The regret of removing the back panel
Recently, I took off my back panel to shuttle bikes up the dirt roads around Downieville and Mt Hough (RIP, was burnt down a week later in the Dixie fire) & following instructions from GFC’s youtube video I wasn’t able to put it back on.
- snapping the hinge back into place is not easily done
- using a flathead screwdriver that fits perfectly ended up stripping the three silver lightweight aluminum screws.
- Then when storing the removed panel leaned up in the inside of the truck, because the hinge isn’t permanently attached to the panel, the hinge slid out & proceeded to get run over & bent leaving me without a way to re-attach the panel.

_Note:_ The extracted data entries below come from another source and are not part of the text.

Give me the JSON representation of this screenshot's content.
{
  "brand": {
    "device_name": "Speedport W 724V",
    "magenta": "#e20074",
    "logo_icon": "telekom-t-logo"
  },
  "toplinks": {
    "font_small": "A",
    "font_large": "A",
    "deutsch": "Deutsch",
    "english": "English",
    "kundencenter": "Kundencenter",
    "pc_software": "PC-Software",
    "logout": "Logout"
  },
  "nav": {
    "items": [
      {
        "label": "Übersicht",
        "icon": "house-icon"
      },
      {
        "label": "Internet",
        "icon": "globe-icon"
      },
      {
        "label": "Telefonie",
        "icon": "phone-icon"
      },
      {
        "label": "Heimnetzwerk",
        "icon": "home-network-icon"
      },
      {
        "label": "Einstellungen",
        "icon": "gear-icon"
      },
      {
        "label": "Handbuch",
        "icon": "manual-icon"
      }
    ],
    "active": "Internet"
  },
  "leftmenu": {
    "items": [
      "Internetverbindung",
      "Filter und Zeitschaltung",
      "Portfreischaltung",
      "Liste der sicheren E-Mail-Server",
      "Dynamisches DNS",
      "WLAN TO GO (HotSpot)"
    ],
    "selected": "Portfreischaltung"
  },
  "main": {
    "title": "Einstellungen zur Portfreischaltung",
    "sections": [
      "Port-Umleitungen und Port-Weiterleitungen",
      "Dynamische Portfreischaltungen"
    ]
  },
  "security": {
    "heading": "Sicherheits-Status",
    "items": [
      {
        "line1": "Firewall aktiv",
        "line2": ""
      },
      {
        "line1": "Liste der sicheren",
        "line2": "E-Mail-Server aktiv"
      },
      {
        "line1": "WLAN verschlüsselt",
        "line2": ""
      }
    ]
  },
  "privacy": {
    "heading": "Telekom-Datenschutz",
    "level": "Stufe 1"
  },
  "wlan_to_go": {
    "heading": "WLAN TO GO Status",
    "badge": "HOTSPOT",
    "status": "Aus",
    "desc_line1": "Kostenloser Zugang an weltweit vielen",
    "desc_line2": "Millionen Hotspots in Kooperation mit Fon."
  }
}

I currently have an email chain with GFC to resolve this issue, and they’re currently suggesting I pay ~170 for them to produce another hinge & replacing the stripped screws, saying “i should have put tape on the flathead to prevent stripping,” even though this wasn’t in their video.
From what I heard about newer features when the V1 was released, GFC was all about iterating to get their product right & ensuring customers were stoked about it. I hope the folks consider improving this back panel, as I was pretty hyped about this feature when I found out I was getting the V2 vs V1.
Some suggestions for GFC:
- Update the youtube video on removing the rear panel to advise using tape around your flathead screw drivers
- Change the three flathead screws to be compatible with allen wrench or star wrench to prevent stripping
- Lock the hinge in place versus allowing it to slide all the way out of the back panel when stored vertically when transporting bikes
Anyways, I’ll update with the status as I try to get this fixed and would be awesome to hear for anyone’s experiences / suggestions / feedback.
GFC as a 3 season tent
When I first picked up my V2 Camper in April, I spent the first 2-3 weeks in it in some cold, windy weather. I ended up many nights taking the tent down due & sleeping in the truck bed due to the amount of movement shaking the tent. Also there’s the brutal flapping because the side windows don’t zip all the way around, but that’s something earplugs can solve…
I’ve camped in many 3 or 4 season tents in bad weather, but was frankly pretty disappointed in how the GFC handled in this case. Sure, I’d park facing into the wind, but winds frequently shift overnight.
Has anyone figured out ways to add rigidity / stiffness to their GFCs in more extreme weather while maintaining comfort. I’ve added an additional bungee cord in the inside with very negligible success? With winter coming, I’d be so much more hyped if this GFC was sliiightly better in 4 seasons.